Bab 12

234 3 0
                                    

Gedung balai desa yang berdiri sederhana di tengah rumah penduduk, terlihat lengang. Rumput hijau yang terpangkas rapi di halaman, dengan tambahan bunga-bunga kecil berwarna merah, memadukan warna cat putih pada dinding yang usang.

Aku melangkahkan kaki ke teras berplester semen, sedangkan Pak Ihsan memarkirkan mobil di bawah pohon mangga, tak jauh dari pagar. Di kampungku, hampir setiap rumah memiliki pohon berbuah dengan biji dikotil seperti mangga.

Penerima tamu menanyakan maksud kedatanganku. Matanya sinis menatapku dari ujung kaki hingga ujung kepala. Aku risih mendapat perlakuan seperti itu berulang-ulang. Namun kalau bukan Kinara, bisa saja aku membentaknya untuk tidak memandangiku seperti hantu di siang bolong.

"Aku ingin bertemu dengan pak kades," tukasku sesopan mungkin.

Wanita berseragam coklat yang sebenarnya bukan seragam itu mengatakan bahwa kepala desa sedang tidak bisa diganggu karena ada rapat penting. Ia memintaku untuk datang lain waktu. Tapi, aku bersikeras untuk tetap menunggu hingga sore atau malam hari kalau perlu, asal bisa bertemu dengannya. Sekali lagi, wanita bersanggul itu memintaku pulang karena katanya acaranya berlangsung seharian.

"Saya tidak punya banyak waktu untuk bolak-balik ke desa ini, Bu. Saya tahu pak kades orang penting dan selalu sibuk. Saya tahu Ibu pun sibuk. Hanya pengangguran yang tidak sibuk. Maka izinkan saya untuk menunggu atasan Anda yang sibuk itu di sini. Karena saya terlalu sibuk dengan Anda yang merasa sibuk."

Penerima tamu itu melipat mukanya. Agaknya ia sedikit kesal dan tersinggung dengan ucapanku barusan. Tak lama, rombongan berseragam coklat keluar, berbicara kencang dan terbahak membicarakan soal kayu jati. Seandainya wanita itu tidak membuatku jengkel, tentulah aku tidak perlu membalikkan kata-kata kasar tersebut padanya.

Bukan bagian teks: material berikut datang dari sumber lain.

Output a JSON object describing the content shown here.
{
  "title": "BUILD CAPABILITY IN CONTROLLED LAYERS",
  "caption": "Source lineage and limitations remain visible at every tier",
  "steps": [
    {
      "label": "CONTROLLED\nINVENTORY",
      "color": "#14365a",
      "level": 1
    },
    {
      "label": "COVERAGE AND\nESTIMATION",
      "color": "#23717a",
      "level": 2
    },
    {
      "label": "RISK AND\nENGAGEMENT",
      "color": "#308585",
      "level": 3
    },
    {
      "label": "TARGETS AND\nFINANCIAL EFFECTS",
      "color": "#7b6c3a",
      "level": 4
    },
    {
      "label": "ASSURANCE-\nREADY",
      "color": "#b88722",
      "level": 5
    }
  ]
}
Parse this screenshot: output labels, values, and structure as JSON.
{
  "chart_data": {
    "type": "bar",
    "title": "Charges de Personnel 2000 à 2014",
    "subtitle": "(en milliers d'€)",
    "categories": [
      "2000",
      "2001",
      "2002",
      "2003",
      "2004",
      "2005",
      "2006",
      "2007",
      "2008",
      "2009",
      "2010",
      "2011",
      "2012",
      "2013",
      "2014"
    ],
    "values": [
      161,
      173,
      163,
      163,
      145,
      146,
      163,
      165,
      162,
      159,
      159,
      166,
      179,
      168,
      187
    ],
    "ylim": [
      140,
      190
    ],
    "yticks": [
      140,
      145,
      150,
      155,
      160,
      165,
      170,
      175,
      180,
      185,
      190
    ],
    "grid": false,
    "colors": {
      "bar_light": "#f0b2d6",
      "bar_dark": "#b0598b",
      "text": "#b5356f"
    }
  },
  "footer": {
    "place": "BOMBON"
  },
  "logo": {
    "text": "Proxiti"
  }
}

"Loh, ini siapa? Tidak diminta masuk ke dalam, Asih?" Pak Kades tersenyum ramah padaku dan Pak Ihsan yang duduk di selasar kayu di bawah pohon mangga.

"Anu, Pak, mereka mau bertemu Bapak. Tadi saya bilang suruh menunggu di dalam, tapi mereka tidak mau."

Pak Ihsan mencibir, "Tadi kami diminta kembali lagi besok, karena Pak Kades sedang tidak bisa diganggu. Sedang rapat penting dengan pihak otonomi daerah, katanya,"

"Saya pikir rapatnya akan seharian, Pak. Maaf saya tidak tahu. Tadinya saya pikir mereka bisa datang lagi besok, karena pasti menunggu itu tidaklah menyenangkan," Wanita berseragam coklat yang dipanggil 'Asih' oleh pak kades menekuk mukanya, malu.

Kedua mata Pak Kades menyelidik plat mobilku yang berhuruf B di depannya.

"Kamu seharusnya lihat plat mobilnya dulu, Asih. Mereka jauh-jauh dari Jakarta bertandang ke mari pasti punya alasan yang tak kalah pentingnya dengan pejabat negara. Lain kali kau harus bersikap sopan pada setiap tamu yang datang, baik yang kau kenali ataupun orang asing."

Asih mengucapkan permintaan maaf. Aku tidak menjawab. Pak Ihsan yang membuntutiku di belakang, juga tak menjawab.

Pak kades mempersilakan kami masuk ke ruangan kecilnya. Aku mengajak serta Pak Ihsan untuk menjadi saksi pembicaraan. Dalam kasus ini, supir pribadiku berhak tahu apa yang akan kubicarakan dengan pak kepala desa nanti.

Di ruangan berukuran tidak besar dan tidak terlalu kecil itu, aku duduk bersandar pada kursi kayu. Pak Ihsan duduk di sebelahku, menatap foto prsiden dan wakil presiden yang ditengahi oleh burung garuda dengan wajah bingung.

"Anda baru tiba dari Jakarta?" tanya pak kepala desa.

"Kami tiba semalam, Pak." Jawabku.

Lelaki berwajah tembem itu mengangguk.